Robbie McCoury | The Five String Flame Thrower | Review
The McCoury family legacy is one of the richest in bluegrass. Father Del McCoury was a crucial member of Bill Monroe’s Bluegrass Boys and achieved legendary status with his souring lead vocals on signature Monroe songs and originals. His band is a family band, and has been for a while. Sons Ronnie and Robbie were raised and bread during a pinnacle renaissance of progressive country and bluegrass, but the McCoury boys continued the family musical’s tradition of playing like the founders did.
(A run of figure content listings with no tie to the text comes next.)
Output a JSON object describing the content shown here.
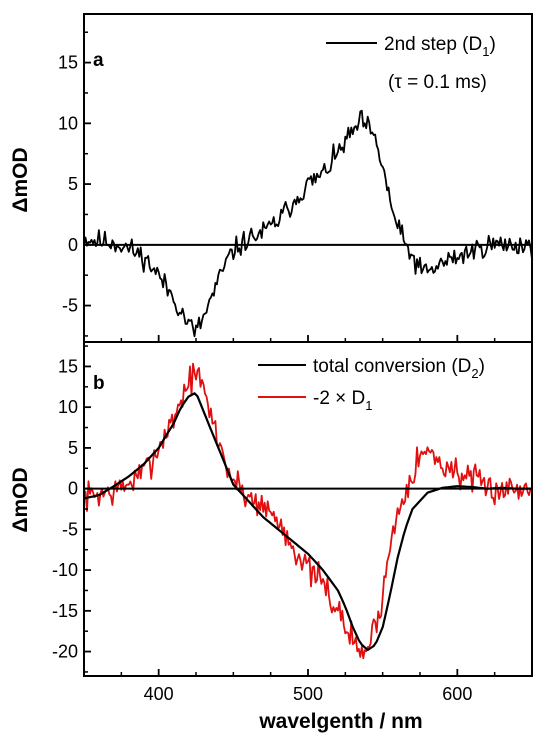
{
  "colors": {
    "black": "#000000",
    "red": "#e01010",
    "axis": "#000000"
  },
  "chart_data": [
    {
      "panel": "a",
      "type": "line",
      "xlim": [
        350,
        650
      ],
      "ylim": [
        -8,
        19
      ],
      "yticks": [
        -5,
        0,
        5,
        10,
        15
      ],
      "tick_labels_y": [
        "-5",
        "0",
        "5",
        "10",
        "15"
      ],
      "ylabel": "ΔmOD",
      "grid": false,
      "zero_line": true,
      "legend": {
        "placement": "top-right",
        "entries": [
          {
            "label_main": "2nd step (D",
            "label_sub": "1",
            "label_end": ")",
            "color": "#000000"
          }
        ],
        "annotation": "(τ  = 0.1 ms)"
      },
      "series": [
        {
          "name": "2nd step (D1)",
          "color": "#000000",
          "noise": 0.75,
          "seed": 11,
          "x": [
            350,
            360,
            370,
            380,
            390,
            400,
            405,
            410,
            415,
            420,
            425,
            430,
            435,
            440,
            445,
            450,
            460,
            470,
            480,
            490,
            500,
            510,
            520,
            525,
            530,
            535,
            540,
            545,
            550,
            555,
            560,
            565,
            570,
            575,
            580,
            590,
            600,
            610,
            620,
            630,
            640,
            650
          ],
          "y": [
            0.5,
            0.3,
            0.2,
            -0.3,
            -1.0,
            -2.5,
            -3.5,
            -4.3,
            -5.5,
            -6.5,
            -7.2,
            -6.0,
            -4.5,
            -3.0,
            -1.5,
            -0.5,
            0.5,
            1.0,
            2.0,
            3.5,
            5.0,
            5.8,
            7.5,
            8.5,
            9.2,
            10.2,
            9.7,
            8.5,
            6.5,
            3.5,
            1.5,
            0.0,
            -1.0,
            -2.0,
            -2.3,
            -1.5,
            -1.0,
            -0.5,
            0.0,
            0.0,
            0.0,
            0.0
          ]
        }
      ]
    },
    {
      "panel": "b",
      "type": "line",
      "xlim": [
        350,
        650
      ],
      "ylim": [
        -23,
        18
      ],
      "xticks": [
        400,
        500,
        600
      ],
      "tick_labels_x": [
        "400",
        "500",
        "600"
      ],
      "yticks": [
        -20,
        -15,
        -10,
        -5,
        0,
        5,
        10,
        15
      ],
      "tick_labels_y": [
        "-20",
        "-15",
        "-10",
        "-5",
        "0",
        "5",
        "10",
        "15"
      ],
      "xlabel": "wavelgenth / nm",
      "ylabel": "ΔmOD",
      "grid": false,
      "zero_line": true,
      "legend": {
        "placement": "top-right",
        "entries": [
          {
            "label_main": "total conversion (D",
            "label_sub": "2",
            "label_end": ")",
            "color": "#000000"
          },
          {
            "label_main": "-2 × D",
            "label_sub": "1",
            "label_end": "",
            "color": "#e01010"
          }
        ]
      },
      "series": [
        {
          "name": "-2 × D1",
          "color": "#e01010",
          "noise": 1.5,
          "seed": 7,
          "x": [
            350,
            360,
            370,
            380,
            390,
            400,
            405,
            410,
            415,
            420,
            425,
            430,
            435,
            440,
            445,
            450,
            460,
            470,
            480,
            490,
            500,
            510,
            520,
            525,
            530,
            535,
            540,
            545,
            550,
            555,
            560,
            565,
            570,
            575,
            580,
            590,
            600,
            610,
            620,
            630,
            640,
            650
          ],
          "y": [
            -1.0,
            -0.6,
            -0.4,
            0.6,
            2.0,
            5.0,
            7.0,
            8.6,
            11.0,
            13.0,
            14.4,
            12.0,
            9.0,
            6.0,
            3.0,
            1.0,
            -1.0,
            -2.0,
            -4.0,
            -7.0,
            -10.0,
            -11.6,
            -15.0,
            -17.0,
            -18.4,
            -20.4,
            -19.4,
            -17.0,
            -13.0,
            -7.0,
            -3.0,
            0.0,
            2.0,
            4.0,
            4.6,
            3.0,
            2.0,
            1.0,
            0.0,
            0.0,
            0.0,
            0.0
          ]
        },
        {
          "name": "total conversion (D2)",
          "color": "#000000",
          "noise": 0,
          "seed": 3,
          "x": [
            350,
            360,
            370,
            380,
            390,
            400,
            410,
            415,
            420,
            425,
            430,
            440,
            450,
            460,
            470,
            480,
            490,
            500,
            510,
            520,
            525,
            530,
            535,
            540,
            545,
            550,
            555,
            560,
            565,
            570,
            580,
            590,
            600,
            610,
            620,
            630,
            640,
            650
          ],
          "y": [
            -1.2,
            -0.8,
            0.3,
            1.5,
            3.0,
            5.0,
            8.0,
            10.0,
            11.3,
            11.8,
            9.5,
            5.0,
            0.5,
            -1.5,
            -3.5,
            -5.0,
            -6.5,
            -8.0,
            -10.0,
            -12.5,
            -14.5,
            -17.0,
            -19.0,
            -19.8,
            -19.2,
            -17.0,
            -13.0,
            -8.5,
            -5.0,
            -2.5,
            -0.5,
            0.1,
            0.3,
            0.2,
            0.0,
            0.1,
            0.0,
            0.0
          ]
        }
      ]
    }
  ]
}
Five-String Banjo man Robbie has a fascinating knack for emulating the dynamic strength of the Earl Scruggs signature three-finger style, while developing his own individual musical identity. That unique identity is clear when examining the songs he chooses to lead live in concert. His fiery solos and effortless dexterity make him a crucial player in the contemporary bluegrass community. Surprisingly, Robbie who has played professionally for over twenty-five years is finally releasing his first solo album.
The Five String Flame Thrower is simultaneously a collaboration with and tribute to his mentors. The impressive track list dives heavily into the Scruggs catalogue in addition to a variety of other fundamental bluegrass. Guests on each track reflect Robbie’s relationship with the generations before him and his capability to interpret and recover classic gems. Even the albums closing track “Feudin’ Banjos,” an original, feels like a standard. Though tunes like “Charlotte Breakdown” or “Sugar Creek” effectively showcase Robbie’s capabilities as a lead banjo, the spirit his playing is collaborative. And his proud family joins on a few tracks, most memorably on “I’ve Lost You” where Robbie confidently accompanies his father’s steady rhythm guitar. Brother Ronnie and Del McCoury Band fiddle player Jason Carter add their supplementary textures for some fine moments. It’s just the sort of familial support that continues to build the McCoury bluegrass tradition. Scruggs “Foggy Mountain Chimes” has never been attended to with such urgency of accuracy. “Blackjack” by contrast is a speed demon with a brilliant fiddle accompaniment from the Bobby Hicks, another Bill Monroe Band alum.
What’s most endearing about the new album is the blend of cornerstone instrumentals with certain quality canonical selections sprinkled in. It’s really a songbook from an array of important influences that stack together real nicely next to one and other. The Previously unrecorded “Jericho” expands the albums sound with a laid back country-western flavor. The rolling thunder of “Caracas” unravels with the tag-team solos from the family band. Naturally Del McCoury Band and Travelin McCourys devotees with have no trouble digesting this appetizing selection of crucial country. The Five String Flame Thrower is a natural reminder of Robbie’s continued significance to the bluegrass and folk community, never boasting his abilities, but almost always rejuvenating whatever tune he rolls his banjo towards. The new album is set for release on August 19th online and in stores. It’s a worthwhile addition to modern bluegrass, one that’s a long time coming.